I received an email yesterday telling me that I won a random drawing at Abbey of the Arts. I was one of 430 people who submitted my "word for the year" (see below) and Christine (the Abbess) notified me that I won my choice of one of three of her online courses. I am thrilled and, in light of my word for the year, have chosen this course:
You can see the info on the courses and other prizes at this link.
My word for the year was WINDOW, for several reasons.
* I am newly in an office with glorious windows, and it's improved my outlook and productivity amazingly. After 2 years away from natural light, I feel like I'm being nourished all day long.
* After a tough year with Ken's illness, I am trying to see where I am going. I am looking through windows I have not encountered before, and seeing things I didn't plan on.

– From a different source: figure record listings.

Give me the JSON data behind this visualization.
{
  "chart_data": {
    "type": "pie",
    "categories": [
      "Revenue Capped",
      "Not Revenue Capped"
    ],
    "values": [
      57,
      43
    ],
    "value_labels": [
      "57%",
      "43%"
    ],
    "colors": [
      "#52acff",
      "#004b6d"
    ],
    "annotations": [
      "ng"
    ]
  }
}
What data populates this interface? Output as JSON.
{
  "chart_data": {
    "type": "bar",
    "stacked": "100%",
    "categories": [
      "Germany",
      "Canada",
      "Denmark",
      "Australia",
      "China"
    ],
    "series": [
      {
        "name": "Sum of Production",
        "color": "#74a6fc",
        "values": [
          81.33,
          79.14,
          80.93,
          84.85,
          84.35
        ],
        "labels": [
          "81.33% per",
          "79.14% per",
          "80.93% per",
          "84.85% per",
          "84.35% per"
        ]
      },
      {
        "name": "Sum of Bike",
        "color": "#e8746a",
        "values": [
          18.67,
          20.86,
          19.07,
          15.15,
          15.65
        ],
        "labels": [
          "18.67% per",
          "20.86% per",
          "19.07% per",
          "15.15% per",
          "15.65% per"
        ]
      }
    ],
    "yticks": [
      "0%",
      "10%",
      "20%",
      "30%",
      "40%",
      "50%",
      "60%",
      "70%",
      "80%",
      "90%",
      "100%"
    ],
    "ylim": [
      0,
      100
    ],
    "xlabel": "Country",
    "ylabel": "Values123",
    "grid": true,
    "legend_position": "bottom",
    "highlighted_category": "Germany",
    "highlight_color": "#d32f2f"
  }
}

Many of the windows are still opaque; I don't know what is behind them.
* The windows in my home are very challenging to clean. They are old and fragile and mostly painted shut (boo) due to the speed with which we painted to make the house habitable when we moved in. In Texas, we mostly don't have "open window days," but there are some...and I want to get those windows unstuck and be able to open them.
* The windows in the house also have storm windows on them (which is good, because they are in no way an effective barrier to the elements on their own), but getting those storm windows down to clean them is a heck of a job.
* Thinking about cleaning windows reminded me of what the young Felix says to the young Katherine in Madeleine L'Engle's The Small Rain, explaining his description of himself as a "window cleaner:"
"We're all shut up in rooms. Everybody. And nobody can ever get in to anybody else's room. That's because we've got bodies. And the only way we can have contact with people is through the windows in our rooms. . . And some people have more windows than others. And everybody's windows get dirty. So there need to be window cleaners."
(Felix goes on to become a bishop, by the way. At this point in the narrative, that would have been laughable to all concerned. So, you see, we never know.)
* I want to clean my own windows. In some way in this world, perhaps I can help others clean their windows. I don't expect it to be easy. But I expect it to be important. Thank you, Christine!